Engineers use modified 19th-century photography technique to make flexible films that change color
Engineers at MIT funded by the U.S. National Science Foundation have repurposed a photographic technique from the 1800s and detailed the outcome in a paper published in Nature Materials.
The experiment resulted in films that change shades when stretched. It’s the first scalable manufacturing technique for producing materials with "structural color" — color that arises as a consequence of a material's microscopic structure.
"Scaling these materials is not trivial, because you need to control these structures at the nanoscale," said Benjamin Miller, one of the authors of the paper. "Now that we've cleared this scaling hurdle, we can explore questions like: Can we use this material to make robotic skin that has a human-like sense of touch? And can we create touch-sensing devices for things like virtual augmented reality or medical training?"
The team worked to replicate the microscopic surface structures of iridescent organisms on a much larger scale.

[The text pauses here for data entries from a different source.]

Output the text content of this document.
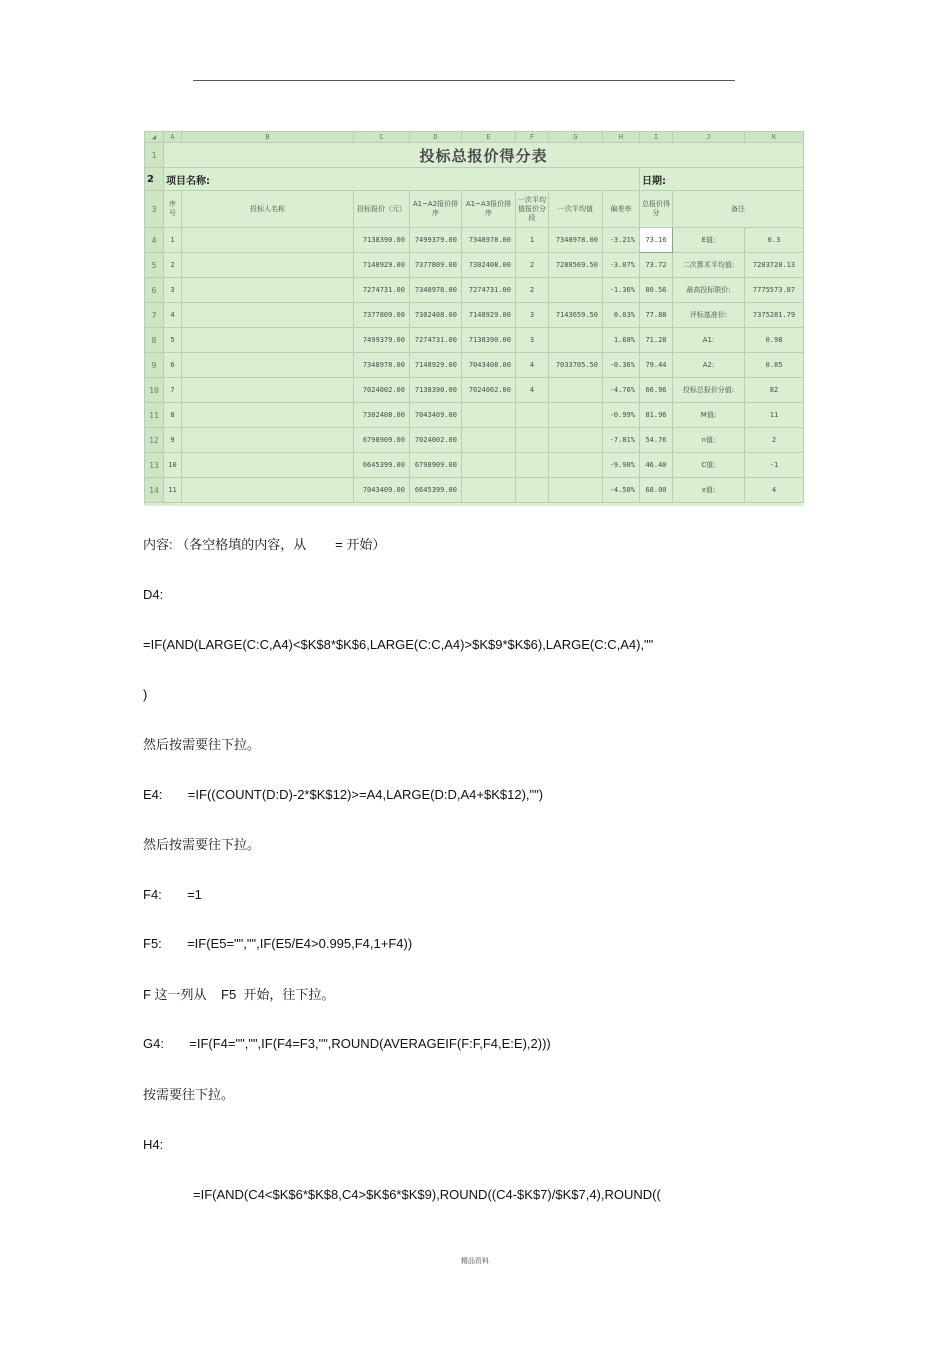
◢	A	B	C	D	E	F	G	H	I	J	K
1	投标总报价得分表										
2	项目名称:								日期:		
3	序号	投标人名称	投标报价（元）	A1~A2报价排序	A1~A3报价排序	一次平均值报价分段	一次平均值	偏差率	总报价得分	备注	
4	1		7138390.00	7499379.00	7348978.00	1	7348978.00	-3.21%	73.16	E值:	0.3
5	2		7148929.00	7377809.00	7302408.00	2	7288569.50	-3.07%	73.72	二次算术平均值:	7203728.13
6	3		7274731.00	7348978.00	7274731.00	2		-1.36%	80.56	最高投标限价:	7775573.87
7	4		7377809.00	7302408.00	7148929.00	3	7143659.50	0.03%	77.88	评标基准价:	7375281.79
8	5		7499379.00	7274731.00	7138390.00	3		1.68%	71.28	A1:	0.98
9	6		7348978.00	7148929.00	7043408.00	4	7033705.50	-0.36%	79.44	A2:	0.85
10	7		7024002.00	7138390.00	7024002.00	4		-4.76%	66.96	投标总报价分值:	82
11	8		7302408.00	7043409.00				-0.99%	81.96	M值:	11
12	9		6798909.00	7024002.00				-7.81%	54.76	n值:	2
13	10		6645399.00	6798909.00				-9.90%	46.40	C值:	-1
14	11		7043409.00	6645399.00				-4.50%	68.00	x值:	4
内容: （各空格填的内容，从        = 开始）
D4:
=IF(AND(LARGE(C:C,A4)<$K$8*$K$6,LARGE(C:C,A4)>$K$9*$K$6),LARGE(C:C,A4),""
)
然后按需要往下拉。
E4:       =IF((COUNT(D:D)-2*$K$12)>=A4,LARGE(D:D,A4+$K$12),"")
然后按需要往下拉。
F4:       =1
F5:       =IF(E5="","",IF(E5/E4>0.995,F4,1+F4))
F 这一列从    F5  开始，往下拉。
G4:       =IF(F4="","",IF(F4=F3,"",ROUND(AVERAGEIF(F:F,F4,E:E),2)))
按需要往下拉。
H4:
=IF(AND(C4<$K$6*$K$8,C4>$K$6*$K$9),ROUND((C4-$K$7)/$K$7,4),ROUND((
精品资料
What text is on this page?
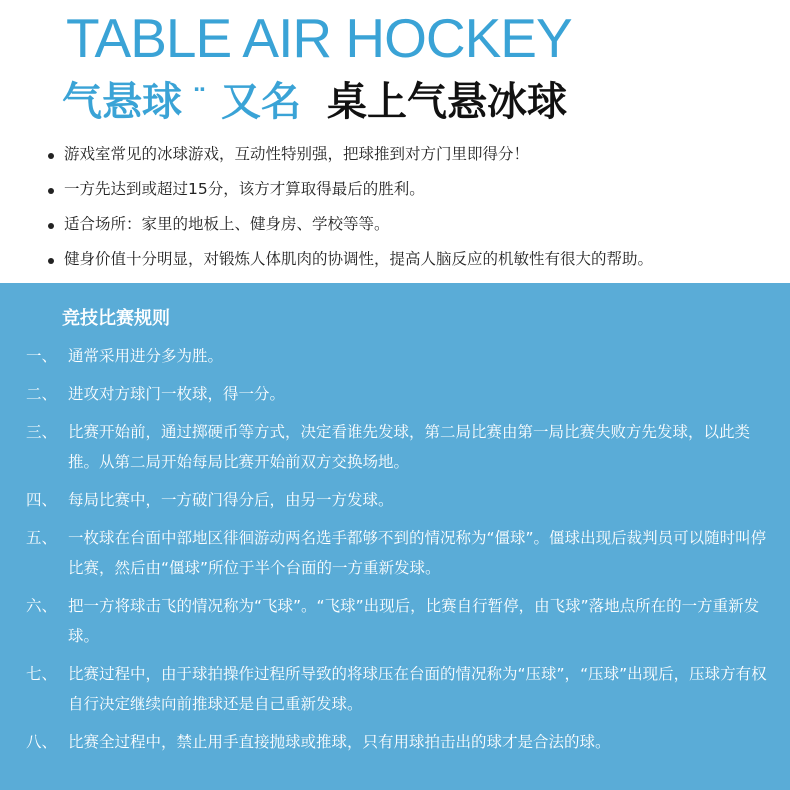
TABLE AIR HOCKEY
气悬球 ¨ 又名 桌上气悬冰球
游戏室常见的冰球游戏，互动性特别强，把球推到对方门里即得分！
一方先达到或超过15分，该方才算取得最后的胜利。
适合场所：家里的地板上、健身房、学校等等。
健身价值十分明显，对锻炼人体肌肉的协调性，提高人脑反应的机敏性有很大的帮助。
竞技比赛规则
一、 通常采用进分多为胜。
二、 进攻对方球门一枚球，得一分。
三、 比赛开始前，通过掷硬币等方式，决定看谁先发球，第二局比赛由第一局比赛失败方先发球，以此类推。从第二局开始每局比赛开始前双方交换场地。
四、 每局比赛中，一方破门得分后，由另一方发球。
五、 一枚球在台面中部地区徘徊游动两名选手都够不到的情况称为“僵球”。僵球出现后裁判员可以随时叫停比赛，然后由“僵球”所位于半个台面的一方重新发球。
六、 把一方将球击飞的情况称为“飞球”。“飞球”出现后，比赛自行暂停，由飞球”落地点所在的一方重新发球。
七、 比赛过程中，由于球拍操作过程所导致的将球压在台面的情况称为“压球”，“压球”出现后，压球方有权自行决定继续向前推球还是自己重新发球。
八、 比赛全过程中，禁止用手直接抛球或推球，只有用球拍击出的球才是合法的球。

The researchers noted that "an approach that offers both microscale control and scalability remains elusive, despite several potential high-impact applications."
Using holography — a photographic technique that dates to the 1800s — as an inspiration, the scientists successfully modified and modernized the technique.
The team attached transparent holographic films to reflective surfaces, then used a projector several feet from the film to project images on the samples. The films produced the images in detail within several minutes. When the films were detached from the reflective surface and stretched, the microscopic structural changes reconfigured the films' wavelengths and changed the films' color.
The technique, the first to enable large-scale fabrication of structurally colored materials, could improve bandages, packaging, surface coatings, textiles and wearables.